His interest in his family history led him to found the Canadian Chapter of the Clan Mackenzie Society in the Americas in 1987.
Alan led and promoted the Mackenzie Society in Canada. He worked with the chief of the Mackenzie Clan, the Earl of Cromartie, to raise funds for the restoration the Mackenzie castle, Castle Leod, near Strathpeffer, Scotland. In 2004, he coordinated the Mackenzie DNA Project, to help people explore their genealogy through DNA. For many years he was an active member of his local Burns Club, celebrating the work of the Scottish poet.
He read for Oakville's Radio Reading Service for the blind. He was one of the initial directors of the Oakville Improv Theatre Company, serving on the Board for over five years.

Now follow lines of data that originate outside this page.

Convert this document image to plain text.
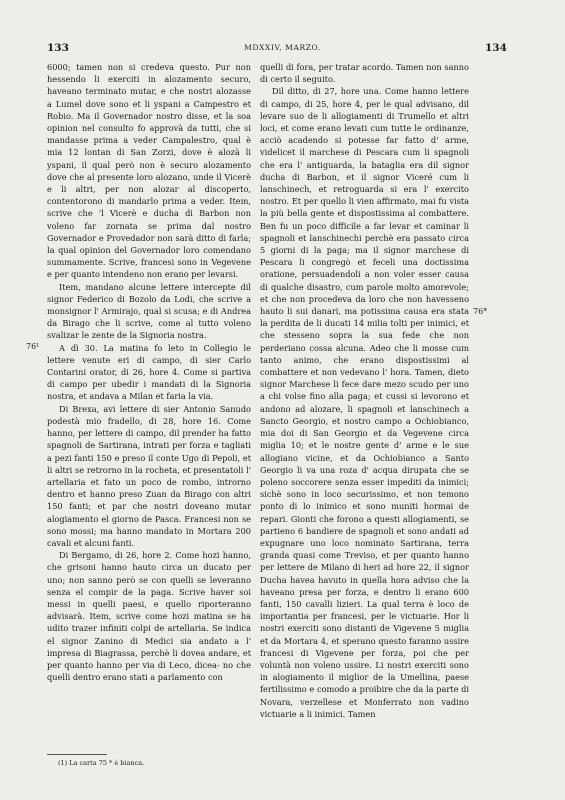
133	MDXXIV, MARZO.	134
76¹
76*

6000; tamen non si credeva questo. Pur non hessendo li exerciti in alozamento securo, haveano terminato mutar, e che nostri alozasse a Lumel dove sono et li yspani a Campestro et Robio. Ma il Governador nostro disse, et la soa opinion nel consulto fo approvà da tutti, che si mandasse prima a veder Campalestro, qual è mia 12 lontan di San Zorzi, dove è alozà li yspani, il qual però non è securo alozamento dove che al presente loro alozano, unde il Vicerè e li altri, per non alozar al discoperto, contentorono di mandarlo prima a veder. Item, scrive che 'l Vicerè e ducha di Barbon non voleno far zornata se prima dal nostro Governador e Provedador non sarà ditto di farla; la qual opinion del Governador loro comendano summamente. Scrive, francesi sono in Vegevene e per quanto intendeno non erano per levarsi.

Item, mandano alcune lettere intercepte dil signor Federico di Bozolo da Lodi, che scrive a monsignor l' Armirajo, qual si scusa; e di Andrea da Birago che li scrive, come al tutto voleno svalizar le zente de la Signoria nostra.

A dì 30. La matina fo leto in Collegio le lettere venute eri di campo, di sier Carlo Contarini orator, di 26, hore 4. Come si partiva di campo per ubedir i mandati di la Signoria nostra, et andava a Milan et faria la via.

Di Brexa, avi lettere di sier Antonio Sanudo podestà mio fradello, di 28, hore 16. Come hanno, per lettere di campo, dil prender ha fatto spagnoli de Sartirana, intrati per forza e tagliati a pezi fanti 150 e preso il conte Ugo di Pepoli, et li altri se retrorno in la rocheta, et presentatoli l' artellaria et fato un poco de rombo, introrno dentro et hanno preso Zuan da Birago con altri 150 fanti; et par che nostri doveano mutar alogiamento el giorno de Pasca. Francesi non se sono mossi; ma hanno mandato in Mortara 200 cavali et alcuni fanti.

Di Bergamo, di 26, hore 2. Come hozi hanno, che grisoni hanno hauto circa un ducato per uno; non sanno però se con quelli se leveranno senza el compir de la paga. Scrive haver soi messi in quelli paesi, e quello riporteranno advisarà. Item, scrive come hozi matina se ha udito trazer infiniti colpi de artellaria. Se indica el signor Zanino di Medici sia andato a l' impresa di Biagrassa, perchè li dovea andare, et per quanto hanno per via di Leco, dicea- no che quelli dentro erano stati a parlamento con

quelli di fora, per tratar acordo. Tamen non sanno di certo il seguito.

Dil ditto, di 27, hore una. Come hanno lettere di campo, di 25, hore 4, per le qual advisano, dil levare suo de li allogiamenti di Trumello et altri loci, et come erano levati cum tutte le ordinanze, acciò acadendo si potesse far fatto d' arme, videlicet il marchese di Pescara cum li spagnoli che era l' antiguarda, la bataglia era dil signor ducha di Barbon, et il signor Viceré cum li lanschinech, et retroguarda si era l' exercito nostro. Et per quello li vien affirmato, mai fu vista la più bella gente et dispostissima al combattere. Ben fu un poco difficile a far levar et caminar li spagnoli et lanschinechi perchè era passato circa 5 giorni di la paga; ma il signor marchese di Pescara li congregò et feceli una doctissima oratione, persuadendoli a non voler esser causa di qualche disastro, cum parole molto amorevole; et che non procedeva da loro che non havesseno hauto li sui danari, ma potissima causa era stata la perdita de li ducati 14 milia tolti per inimici, et che stesseno sopra la sua fede che non perderiano cossa alcuna. Adeo che li mosse cum tanto animo, che erano dispostissimi al combattere et non vedevano l' hora. Tamen, dieto signor Marchese li fece dare mezo scudo per uno a chi volse fino alla paga; et cussi si levorono et andono ad alozare, li spagnoli et lanschinech a Sancto Georgio, et nostro campo a Ochiobianco, mia doi di San Georgio et da Vegevene circa miglia 10; et le nostre gente d' arme e le sue allogiano vicine, et da Ochiobianco a Santo Georgio li va una roza d' acqua dirupata che se poleno soccorere senza esser impediti da inimici; sichè sono in loco securissimo, et non temono ponto di lo inimico et sono muniti hormai de repari. Gionti che forono a questi allogiamenti, se partieno 6 bandiere de spagnoli et sono andati ad expugnare uno loco nominato Sartirana, terra granda quasi come Treviso, et per quanto hanno per lettere de Milano di heri ad hore 22, il signor Ducha havea havuto in quella hora adviso che la haveano presa per forza, e dentro li erano 600 fanti, 150 cavalli lizieri. La qual terra è loco de importantia per francesi, per le victuarie. Hor li nostri exerciti sono distanti de Vigevene 5 miglia et da Mortara 4, et sperano questo faranno ussire francesi di Vigevene per forza, poi che per voluntà non voleno ussire. Li nostri exerciti sono in alogiamento il miglior de la Umellina, paese fertilissimo e comodo a proibire che da la parte di Novara, verzellese et Monferrato non vadino victuarie a li inimici. Tamen

(1) La carta 75 * è bianca.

Alan's pursuits were varied and numerous. He was a talented artist and chess player. He collected and studied Russian stamps, lectured on famous historical crime cases, enjoyed travelling and read voraciously. He was involved in a number of amateur dramatic societies and appeared on the stage in dozens of productions. His acting skills were also fully applied when reading stories aloud, to the delight of his children and grandchildren. Alan was never bored, for there were always new things to try. When he turned 80, he started taking piano lessons and creative writing classes.
Kind, funny, ambitious and clever, he made an impression on so many.
"If there's another world, he lives in bliss;
If there is none, he made the best of this."
If desired, charitable donations in Alan's memory may be made to Ian Anderson House, Oakville, or the Scottish Studies Foundation.